SYDNEY, DEC 8: Australia should consider an international plan to become a dumping ground for the world's nuclear waste, a top adviser to United States President Bill Clinton said today, drawing immediate protests from environmentalists.Australia is in a unique position because of its geography and political stability to help the world solve the problem of where to store nuclear waste from bombs dismantled at the end of the Cold War, according to Clinton's special envoy on weapons of mass destruction, Robert Gallucci.
``If Australia could appreciate the concept and decide it was in the national interest there would be enormous benefits for the world,'' he told an Australian newspaper.
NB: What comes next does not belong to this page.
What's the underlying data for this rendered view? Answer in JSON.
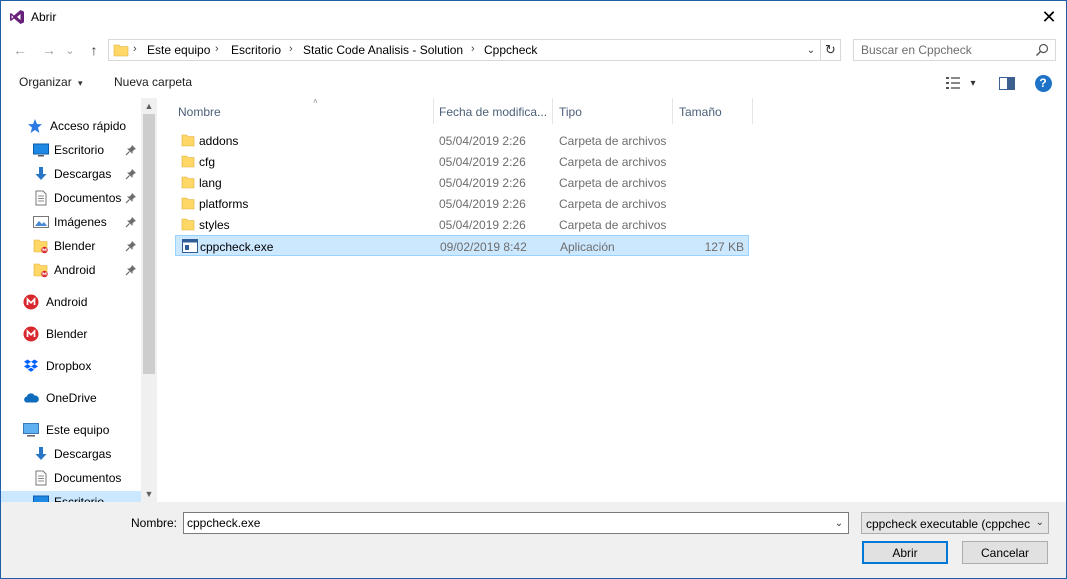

Australia was one of the few places in the world with the political and geological stability necessary for such a sensitive gatekeeping job, Gallucci said.
But environmentalists objected today, saying saddling Australia with the world's nuclear waste was short-sighted.
``The government of Australia has only beenaround for 99 years,'' Larry O'Loughin, a campaigner for the Australian Conservation Foundation, told AFP.
``It's a very optimistic outlook to say Australia's going to have a stable political outlook for 200,000 years. That's just farcical.''
Gallucci, dean of the prestigious Georgetown University School of Foreign Service, said he had met Australian Prime Minister John Howard earlier this year but said they had not discussed the issue of nuclear waste.